Chest Tube Thoracostomy in Pneumothorax with Thyroid Storm
Yes, chest tube thoracostomy should be inserted in a patient with pneumothorax and thyroid storm, as these patients meet criteria for clinical instability and require immediate chest tube placement regardless of pneumothorax size.
Clinical Reasoning
Defining Clinical Instability in Thyroid Storm
Patients in thyroid storm are by definition clinically unstable based on established pneumothorax management criteria. The American College of Chest Physicians defines an unstable patient as anyone not meeting ALL of the following: respiratory rate <24 breaths/min, heart rate 60-120 beats/min, normal blood pressure, room air oxygen saturation >90%, and ability to speak in whole sentences between breaths 1.
Thyroid storm characteristically presents with:
- Tachycardia (typically >120 bpm, often >140 bpm) 2, 3
- Hyperthermia with temperature instability 2
- Potential hemodynamic instability including hypotension 2
- Risk of cardiac arrest and multiorgan failure 2, 3
These patients cannot meet the stability criteria and therefore fall into the unstable category 1.

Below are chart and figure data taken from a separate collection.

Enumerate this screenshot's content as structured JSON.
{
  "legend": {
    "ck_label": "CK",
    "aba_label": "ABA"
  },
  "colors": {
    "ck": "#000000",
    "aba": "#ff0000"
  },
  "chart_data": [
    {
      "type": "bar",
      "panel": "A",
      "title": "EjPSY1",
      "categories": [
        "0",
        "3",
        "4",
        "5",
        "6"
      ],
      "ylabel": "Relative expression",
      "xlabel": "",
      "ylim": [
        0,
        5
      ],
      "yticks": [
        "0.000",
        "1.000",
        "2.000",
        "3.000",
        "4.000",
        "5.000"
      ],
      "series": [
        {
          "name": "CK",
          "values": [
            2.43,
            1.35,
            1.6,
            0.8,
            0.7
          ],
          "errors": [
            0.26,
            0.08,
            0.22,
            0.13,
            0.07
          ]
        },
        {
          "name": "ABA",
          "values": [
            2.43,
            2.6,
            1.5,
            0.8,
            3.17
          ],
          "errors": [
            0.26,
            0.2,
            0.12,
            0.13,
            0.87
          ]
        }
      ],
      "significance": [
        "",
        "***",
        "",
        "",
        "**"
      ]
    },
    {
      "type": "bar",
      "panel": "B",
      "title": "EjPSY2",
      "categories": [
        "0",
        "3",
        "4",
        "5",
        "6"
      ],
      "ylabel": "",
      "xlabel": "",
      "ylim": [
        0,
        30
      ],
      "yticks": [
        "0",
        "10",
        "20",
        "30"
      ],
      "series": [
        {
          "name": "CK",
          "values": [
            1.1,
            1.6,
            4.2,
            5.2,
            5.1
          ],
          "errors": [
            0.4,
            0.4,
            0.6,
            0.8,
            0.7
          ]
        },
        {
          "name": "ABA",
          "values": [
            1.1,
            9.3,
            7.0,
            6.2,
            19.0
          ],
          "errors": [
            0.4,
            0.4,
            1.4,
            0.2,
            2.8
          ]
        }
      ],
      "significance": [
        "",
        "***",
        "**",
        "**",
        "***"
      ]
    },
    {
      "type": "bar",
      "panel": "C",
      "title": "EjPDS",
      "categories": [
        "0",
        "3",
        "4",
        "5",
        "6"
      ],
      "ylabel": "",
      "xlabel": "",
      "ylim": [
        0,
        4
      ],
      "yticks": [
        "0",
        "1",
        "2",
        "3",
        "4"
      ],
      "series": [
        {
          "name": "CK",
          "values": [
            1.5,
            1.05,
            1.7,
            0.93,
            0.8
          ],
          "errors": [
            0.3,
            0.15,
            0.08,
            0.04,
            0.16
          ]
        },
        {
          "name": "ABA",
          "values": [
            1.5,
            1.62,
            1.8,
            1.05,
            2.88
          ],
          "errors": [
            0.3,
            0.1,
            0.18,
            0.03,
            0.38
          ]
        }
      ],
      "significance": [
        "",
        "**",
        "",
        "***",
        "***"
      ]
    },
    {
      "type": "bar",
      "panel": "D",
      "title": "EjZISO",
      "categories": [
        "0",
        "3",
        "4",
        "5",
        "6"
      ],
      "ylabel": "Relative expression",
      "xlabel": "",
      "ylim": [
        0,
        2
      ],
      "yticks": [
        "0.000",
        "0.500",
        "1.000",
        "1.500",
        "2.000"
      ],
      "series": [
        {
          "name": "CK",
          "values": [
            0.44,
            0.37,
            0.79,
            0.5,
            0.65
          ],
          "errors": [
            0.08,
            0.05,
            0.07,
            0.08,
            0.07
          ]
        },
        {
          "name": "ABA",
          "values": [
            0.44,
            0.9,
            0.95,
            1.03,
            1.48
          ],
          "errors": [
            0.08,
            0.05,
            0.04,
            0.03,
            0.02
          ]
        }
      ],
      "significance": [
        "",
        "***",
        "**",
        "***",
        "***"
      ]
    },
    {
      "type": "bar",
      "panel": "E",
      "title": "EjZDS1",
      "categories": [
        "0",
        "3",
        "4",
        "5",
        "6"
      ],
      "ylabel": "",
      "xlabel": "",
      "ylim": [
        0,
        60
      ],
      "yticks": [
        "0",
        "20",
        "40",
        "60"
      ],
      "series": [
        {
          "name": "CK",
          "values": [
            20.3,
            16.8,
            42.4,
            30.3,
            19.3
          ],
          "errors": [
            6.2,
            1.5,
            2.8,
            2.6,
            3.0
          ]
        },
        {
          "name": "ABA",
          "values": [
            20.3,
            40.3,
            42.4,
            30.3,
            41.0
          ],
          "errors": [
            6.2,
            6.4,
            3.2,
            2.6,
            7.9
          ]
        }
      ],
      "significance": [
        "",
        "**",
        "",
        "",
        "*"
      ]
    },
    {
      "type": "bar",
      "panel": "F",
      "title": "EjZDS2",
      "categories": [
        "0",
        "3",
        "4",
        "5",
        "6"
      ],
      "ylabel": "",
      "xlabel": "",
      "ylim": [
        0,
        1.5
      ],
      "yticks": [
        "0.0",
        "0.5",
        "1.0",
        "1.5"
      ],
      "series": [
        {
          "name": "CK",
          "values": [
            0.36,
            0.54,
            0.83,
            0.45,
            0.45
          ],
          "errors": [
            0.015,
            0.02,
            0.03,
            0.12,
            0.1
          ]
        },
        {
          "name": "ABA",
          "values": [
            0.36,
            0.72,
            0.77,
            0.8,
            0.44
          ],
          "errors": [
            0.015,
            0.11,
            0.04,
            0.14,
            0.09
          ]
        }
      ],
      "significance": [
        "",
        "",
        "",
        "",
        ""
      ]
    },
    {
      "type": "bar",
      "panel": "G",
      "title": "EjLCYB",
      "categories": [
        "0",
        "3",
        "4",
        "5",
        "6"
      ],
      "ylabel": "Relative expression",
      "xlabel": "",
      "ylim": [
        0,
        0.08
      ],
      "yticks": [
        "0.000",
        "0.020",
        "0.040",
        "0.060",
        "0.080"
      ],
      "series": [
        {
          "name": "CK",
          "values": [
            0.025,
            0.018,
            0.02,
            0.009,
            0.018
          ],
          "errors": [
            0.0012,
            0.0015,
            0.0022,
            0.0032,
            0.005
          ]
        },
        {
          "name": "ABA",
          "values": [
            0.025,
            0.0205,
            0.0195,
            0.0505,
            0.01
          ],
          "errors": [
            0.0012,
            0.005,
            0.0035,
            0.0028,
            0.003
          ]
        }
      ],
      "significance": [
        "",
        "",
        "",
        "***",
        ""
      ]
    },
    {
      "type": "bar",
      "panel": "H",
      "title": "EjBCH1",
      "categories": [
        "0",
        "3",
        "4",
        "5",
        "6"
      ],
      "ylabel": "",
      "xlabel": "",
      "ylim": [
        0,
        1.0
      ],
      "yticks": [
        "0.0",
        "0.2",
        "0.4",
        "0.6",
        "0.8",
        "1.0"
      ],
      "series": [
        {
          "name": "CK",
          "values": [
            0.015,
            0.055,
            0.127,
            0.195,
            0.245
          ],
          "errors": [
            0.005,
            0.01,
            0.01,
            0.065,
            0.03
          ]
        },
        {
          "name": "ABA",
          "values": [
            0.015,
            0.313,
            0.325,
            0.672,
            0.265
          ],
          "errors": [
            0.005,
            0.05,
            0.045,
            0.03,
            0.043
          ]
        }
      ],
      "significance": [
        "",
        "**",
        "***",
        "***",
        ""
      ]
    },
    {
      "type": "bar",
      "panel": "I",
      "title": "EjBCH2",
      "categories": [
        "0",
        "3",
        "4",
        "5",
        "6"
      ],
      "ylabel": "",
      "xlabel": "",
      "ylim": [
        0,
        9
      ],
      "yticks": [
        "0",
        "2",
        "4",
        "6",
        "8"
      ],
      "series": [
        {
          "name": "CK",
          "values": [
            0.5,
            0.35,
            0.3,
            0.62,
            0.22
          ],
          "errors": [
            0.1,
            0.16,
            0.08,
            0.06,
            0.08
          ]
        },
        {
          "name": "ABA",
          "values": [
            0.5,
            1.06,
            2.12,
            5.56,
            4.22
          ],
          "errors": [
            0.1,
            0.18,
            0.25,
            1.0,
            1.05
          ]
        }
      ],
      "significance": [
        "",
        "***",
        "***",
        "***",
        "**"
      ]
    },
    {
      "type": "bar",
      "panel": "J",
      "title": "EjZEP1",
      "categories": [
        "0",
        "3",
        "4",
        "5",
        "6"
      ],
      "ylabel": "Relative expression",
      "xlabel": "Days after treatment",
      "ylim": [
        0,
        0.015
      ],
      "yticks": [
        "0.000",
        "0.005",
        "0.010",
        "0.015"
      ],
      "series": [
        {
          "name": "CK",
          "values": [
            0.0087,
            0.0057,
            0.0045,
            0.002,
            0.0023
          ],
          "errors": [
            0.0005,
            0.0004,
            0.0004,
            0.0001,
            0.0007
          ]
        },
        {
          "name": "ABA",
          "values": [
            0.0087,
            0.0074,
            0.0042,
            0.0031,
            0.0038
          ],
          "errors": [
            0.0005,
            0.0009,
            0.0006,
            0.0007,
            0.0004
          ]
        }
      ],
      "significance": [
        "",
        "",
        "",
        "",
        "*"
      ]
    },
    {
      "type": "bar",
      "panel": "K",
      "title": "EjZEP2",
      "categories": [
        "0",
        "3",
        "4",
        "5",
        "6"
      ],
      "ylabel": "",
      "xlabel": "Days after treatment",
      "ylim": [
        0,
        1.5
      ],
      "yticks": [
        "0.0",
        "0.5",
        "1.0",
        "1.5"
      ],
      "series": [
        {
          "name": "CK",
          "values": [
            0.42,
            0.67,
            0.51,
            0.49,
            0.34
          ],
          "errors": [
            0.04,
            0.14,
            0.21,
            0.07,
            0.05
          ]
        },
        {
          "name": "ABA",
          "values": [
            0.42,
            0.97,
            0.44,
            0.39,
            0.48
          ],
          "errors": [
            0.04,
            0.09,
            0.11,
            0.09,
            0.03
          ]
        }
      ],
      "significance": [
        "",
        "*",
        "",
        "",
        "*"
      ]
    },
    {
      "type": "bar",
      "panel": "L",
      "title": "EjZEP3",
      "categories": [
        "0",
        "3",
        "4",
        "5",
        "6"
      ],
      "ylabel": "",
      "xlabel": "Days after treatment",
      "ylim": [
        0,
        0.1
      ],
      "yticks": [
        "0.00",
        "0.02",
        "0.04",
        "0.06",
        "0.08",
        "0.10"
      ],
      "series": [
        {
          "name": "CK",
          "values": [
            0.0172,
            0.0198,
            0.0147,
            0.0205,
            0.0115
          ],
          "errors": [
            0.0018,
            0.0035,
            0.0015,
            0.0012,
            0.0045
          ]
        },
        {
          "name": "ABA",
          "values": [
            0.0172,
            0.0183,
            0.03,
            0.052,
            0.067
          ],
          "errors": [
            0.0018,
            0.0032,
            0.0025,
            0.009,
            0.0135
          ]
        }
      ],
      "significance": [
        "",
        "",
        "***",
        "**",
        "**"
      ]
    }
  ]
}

Guideline-Based Management for Unstable Patients
Clinically unstable patients with pneumothoraces of any size should undergo placement of a chest tube to reexpand the lung and should be hospitalized (very good consensus) 1. This recommendation applies regardless of pneumothorax size—whether small (<3 cm apex-to-cupola distance) or large (≥3 cm) 1.
Chest Tube Size Selection
For patients with thyroid storm and pneumothorax, tube size should be selected based on:
- 24F to 28F chest tube if the patient requires or is likely to require mechanical ventilation (good consensus), given the risk of large pleural air leaks with positive pressure ventilation 1
- 16F to 22F chest tube may be acceptable if the patient is not requiring mechanical ventilation and clinical instability is primarily from the thyroid storm rather than respiratory compromise 1
Given that thyroid storm patients may deteriorate rapidly and require intubation 2, 3, starting with a larger bore tube (24F-28F) is prudent 1.
Critical Management Considerations
Key pitfalls to avoid:
- Never observe or use simple aspiration alone in unstable patients—this is inappropriate management regardless of pneumothorax size 1
- Never clamp a bubbling chest tube, as this can convert a simple pneumothorax into a life-threatening tension pneumothorax 1
- Do not delay chest tube placement to pursue other diagnostic or therapeutic interventions for the thyroid storm 1
Concurrent Thyroid Storm Management
While chest tube placement is the priority for the pneumothorax, simultaneous management of thyroid storm is essential:
- Standard medical therapy includes beta-blockers, antithyroid drugs, corticosteroids, and iodine 2, 3
- In cases of multiorgan failure with contraindications to standard therapy, continuous renal replacement therapy (CRRT) has been successfully used 2
- The pneumothorax itself may be a precipitating factor for thyroid storm decompensation, making its treatment even more critical 3
Attachment and Monitoring
The chest tube should be attached to a water seal device with or without suction 1. If water seal alone is used initially, suction should be applied if the lung fails to reexpand 1. Given the critical nature of thyroid storm, immediate application of suction may be preferable to ensure rapid lung reexpansion and optimize respiratory mechanics 1.
The patient requires hospitalization in an intensive care setting with continuous monitoring, as thyroid storm carries significant mortality risk, particularly when complicated by respiratory compromise 1, 2, 3.